German police found on Saturday several hundred grams of “explosive materials” in the east German apartment of a Syrian man suspected of planning a bomb attack, started to follow his trail, and arrested three people connected to him.
Police appealed to the public to call them with any information on Jaber Albakr, 22, who was last seen in the eastern city of Chemnitz wearing a black hooded top with a bright pattern on the front.
“The search for the suspect is ongoing,” Saxony state police tweeted. “At the moment, however, we do not know where he is and what he is carrying with him. Be careful.”
The suspect who remains at large, 22-year-old Syrian Jaber Albakr, could have had “an Islamist motive” sources close to the police told AFP.
“Highly explosive materials were found in the apartment concerned in Chemnitz, new evacuation measures are necessary,” tweeted police in Germany’s east.
Officers found “several hundred grams (of a) very dangerous substance which cannot be moved without protective measures”, said police spokesman Tom Bernhardt.
Police detained three people in Chemnitz who they said were known to Albakr, but he remained at large.
“Questioning (of the detainees) is continuing. The results are still to come,” said Tom Bernhardt, spokesman for the Saxony state criminal investigation office.
Two of those arrested were seized close to the city’s railway station while the other was taken into custody in the city centre. A package belonging to one of those arrested was undergoing analysis, police added.
“They were known to the suspect we are looking for and were arrested and detained,” said Bernhardt who added that the trio were being questioned.
Hundreds of police including specialist commandos combed a residential area in Chemnitz looking for Albakr.
The police deployment followed a tip-off from the domestic intelligence service, though the “where, when, how and why” of the planned attack remained unclear, said Bernhardt.
They added that Albakr was wearing a black hooded sweatshirt and was “suspected of preparing a bomb attack” and issued an image of the man.
He arrived in Germany as a refugee last year and was under interior ministry surveillance for a period, according to Focus magazine, which cited intelligence sources.
A vast police operation was underway as heavily armed officers, some wearing balaclavas, combed the area around Albakr’s apartment and local residents were evacuated.
An explosion was heard in the leafy Chemnitz suburb which investigators said was a police entry device.
Part of the city’s main station was sealed off by officers as a remote-controlled robot was deployed to inspect a suspect package on a platform.
German police said previously they had identified 523 people who posed a security threat to the country, around half of whom were known to be currently in Germany.
On September 21 German officials said a 16-year-old Syrian refugee had been arrested on suspicion of planning a bomb attack in the name of IS.
The youngster, thought to have been radicalised only recently, was detained in a special forces operation at a shelter for asylum-seekers in the western city of Cologne, police and prosecutors said.
Initial information gathered from the teenager’s mobile phone showed that he had expressed an “unmistakeable willingness” to carry out an attack, Klaus-Stephan Becker of the Cologne police told reporters.

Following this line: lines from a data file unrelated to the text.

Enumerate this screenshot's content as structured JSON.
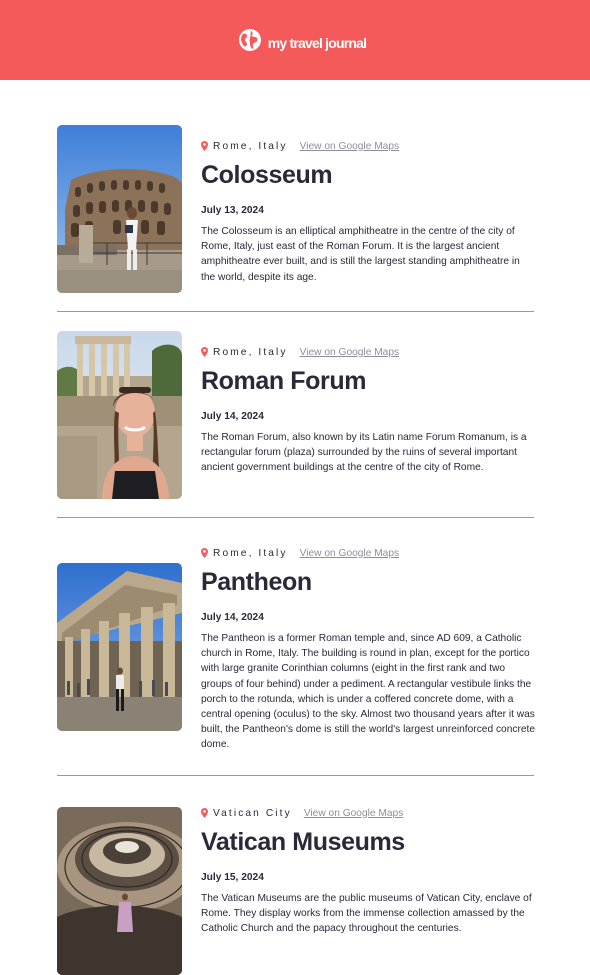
{
  "navbar": {
    "brand_text": "my travel journal",
    "icon": "globe-icon",
    "background": "#f55a5a"
  },
  "entries": [
    {
      "location": "Rome, Italy",
      "maps_link": "View on Google Maps",
      "title": "Colosseum",
      "date": "July 13, 2024",
      "description": "The Colosseum is an elliptical amphitheatre in the centre of the city of Rome, Italy, just east of the Roman Forum. It is the largest ancient amphitheatre ever built, and is still the largest standing amphitheatre in the world, despite its age."
    },
    {
      "location": "Rome, Italy",
      "maps_link": "View on Google Maps",
      "title": "Roman Forum",
      "date": "July 14, 2024",
      "description": "The Roman Forum, also known by its Latin name Forum Romanum, is a rectangular forum (plaza) surrounded by the ruins of several important ancient government buildings at the centre of the city of Rome."
    },
    {
      "location": "Rome, Italy",
      "maps_link": "View on Google Maps",
      "title": "Pantheon",
      "date": "July 14, 2024",
      "description": "The Pantheon is a former Roman temple and, since AD 609, a Catholic church in Rome, Italy. The building is round in plan, except for the portico with large granite Corinthian columns (eight in the first rank and two groups of four behind) under a pediment. A rectangular vestibule links the porch to the rotunda, which is under a coffered concrete dome, with a central opening (oculus) to the sky. Almost two thousand years after it was built, the Pantheon's dome is still the world's largest unreinforced concrete dome."
    },
    {
      "location": "Vatican City",
      "maps_link": "View on Google Maps",
      "title": "Vatican Museums",
      "date": "July 15, 2024",
      "description": "The Vatican Museums are the public museums of Vatican City, enclave of Rome. They display works from the immense collection amassed by the Catholic Church and the papacy throughout the centuries."
    }
  ],
  "colors": {
    "accent": "#f55a5a",
    "text": "#2b283a",
    "muted": "#918e9b"
  }
}
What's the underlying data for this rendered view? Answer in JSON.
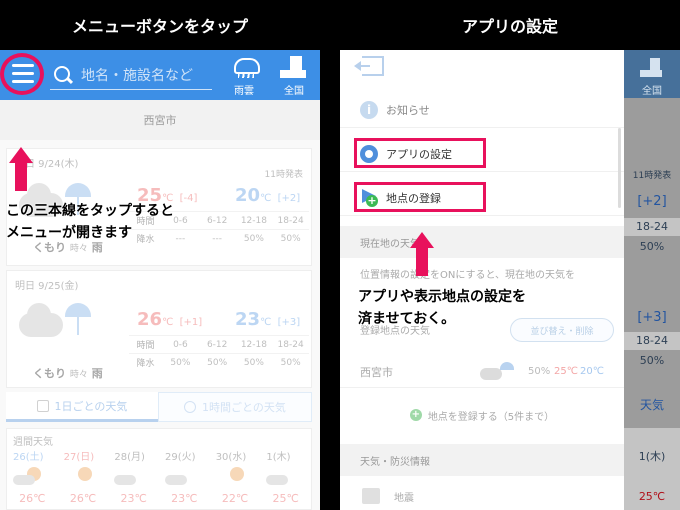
{
  "captions": {
    "left": "メニューボタンをタップ",
    "right": "アプリの設定"
  },
  "left_screen": {
    "search_placeholder": "地名・施設名など",
    "rain_label": "雨雲",
    "national_label": "全国",
    "city": "西宮市",
    "days": [
      {
        "date": "今日 9/24(木)",
        "published": "11時発表",
        "weather": "くもり",
        "weather_sub": "時々",
        "weather_tail": "雨",
        "high": "25",
        "high_diff": "[-4]",
        "low": "20",
        "low_diff": "[+2]",
        "time_label": "時間",
        "times": [
          "0-6",
          "6-12",
          "12-18",
          "18-24"
        ],
        "rain_row_label": "降水",
        "rain": [
          "---",
          "---",
          "50%",
          "50%"
        ]
      },
      {
        "date": "明日 9/25(金)",
        "published": "",
        "weather": "くもり",
        "weather_sub": "時々",
        "weather_tail": "雨",
        "high": "26",
        "high_diff": "[+1]",
        "low": "23",
        "low_diff": "[+3]",
        "time_label": "時間",
        "times": [
          "0-6",
          "6-12",
          "12-18",
          "18-24"
        ],
        "rain_row_label": "降水",
        "rain": [
          "50%",
          "50%",
          "50%",
          "50%"
        ]
      }
    ],
    "unit": "℃",
    "tabs": {
      "daily": "1日ごとの天気",
      "hourly": "1時間ごとの天気"
    },
    "weekly": {
      "title": "週間天気",
      "days": [
        {
          "label": "26",
          "dow": "(土)",
          "kind": "sat",
          "icon": "sun-cloud",
          "temp": "26"
        },
        {
          "label": "27",
          "dow": "(日)",
          "kind": "sun",
          "icon": "sun",
          "temp": "26"
        },
        {
          "label": "28",
          "dow": "(月)",
          "kind": "",
          "icon": "cloud",
          "temp": "23"
        },
        {
          "label": "29",
          "dow": "(火)",
          "kind": "",
          "icon": "cloud",
          "temp": "23"
        },
        {
          "label": "30",
          "dow": "(水)",
          "kind": "",
          "icon": "sun",
          "temp": "22"
        },
        {
          "label": "1",
          "dow": "(木)",
          "kind": "",
          "icon": "cloud",
          "temp": "25"
        }
      ]
    },
    "annotation": "この三本線をタップすると\nメニューが開きます"
  },
  "right_screen": {
    "menu_items": {
      "notice": "お知らせ",
      "app_settings": "アプリの設定",
      "register_location": "地点の登録"
    },
    "current_location_head": "現在地の天気",
    "location_text": "位置情報の設定をONにすると、現在地の天気を",
    "registered_head": "登録地点の天気",
    "sort_button": "並び替え・削除",
    "registered_location": {
      "name": "西宮市",
      "pop": "50%",
      "high": "25℃",
      "low": "20℃"
    },
    "add_location": "地点を登録する（5件まで）",
    "disaster_head": "天気・防災情報",
    "earthquake": "地震",
    "bg": {
      "national": "全国",
      "published": "11時発表",
      "diff": "[+2]",
      "slot": "18-24",
      "pop": "50%",
      "diff2": "[+3]",
      "slot2": "18-24",
      "pop2": "50%",
      "tab": "天気",
      "week_day": "1(木)",
      "temp": "25℃"
    },
    "annotation": "アプリや表示地点の設定を\n済ませておく。"
  },
  "colors": {
    "header_blue": "#3d8fe6",
    "highlight": "#e8115c",
    "high_temp": "#f3a6a6",
    "low_temp": "#a6c8ef"
  }
}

A week earlier, German police detained three men with forged Syrian passports accused of being ISIS militants and labelled a possible “sleeper cell” with links to the assailants behind the November attacks in Paris.
More than 200 police took part in pre-dawn raids in northern Germany to detain the men, suspected of either plotting an attack or awaiting orders to commit one.

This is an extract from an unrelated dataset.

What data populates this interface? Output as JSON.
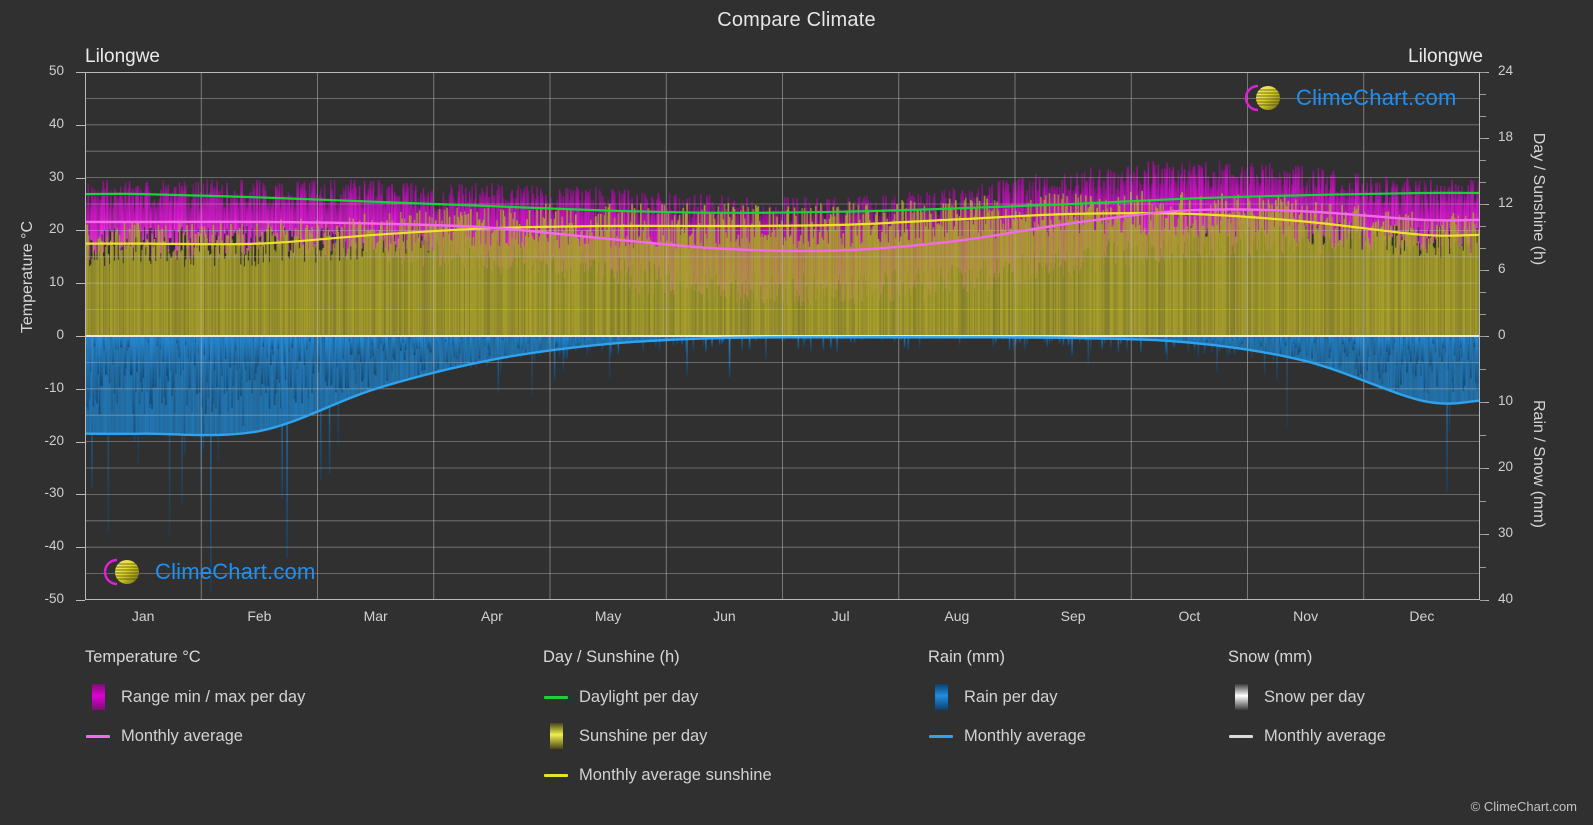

More than a million asylum seekers arrived in Germany last year, when Angela Merkel opened the borders to Syrians fleeing the country’s brutal civil war.
The decision has been heavily criticised by right-wing and anti-immigration groups gaining increasing popularity amid concern over terrorism and the mass sexual assaults in Cologne.
German authorities have urged the public not to confuse migrants with “terrorists”, but have acknowledged that more jihadists may have entered the country among the one million asylum-seekers who arrived last year.
Europol estimates that up to 5,000 European jihadists may have undergone training at terror camps, with an unknown number exploiting refugee routes to return the continent as it faces its “biggest terror threat in more than a decade”.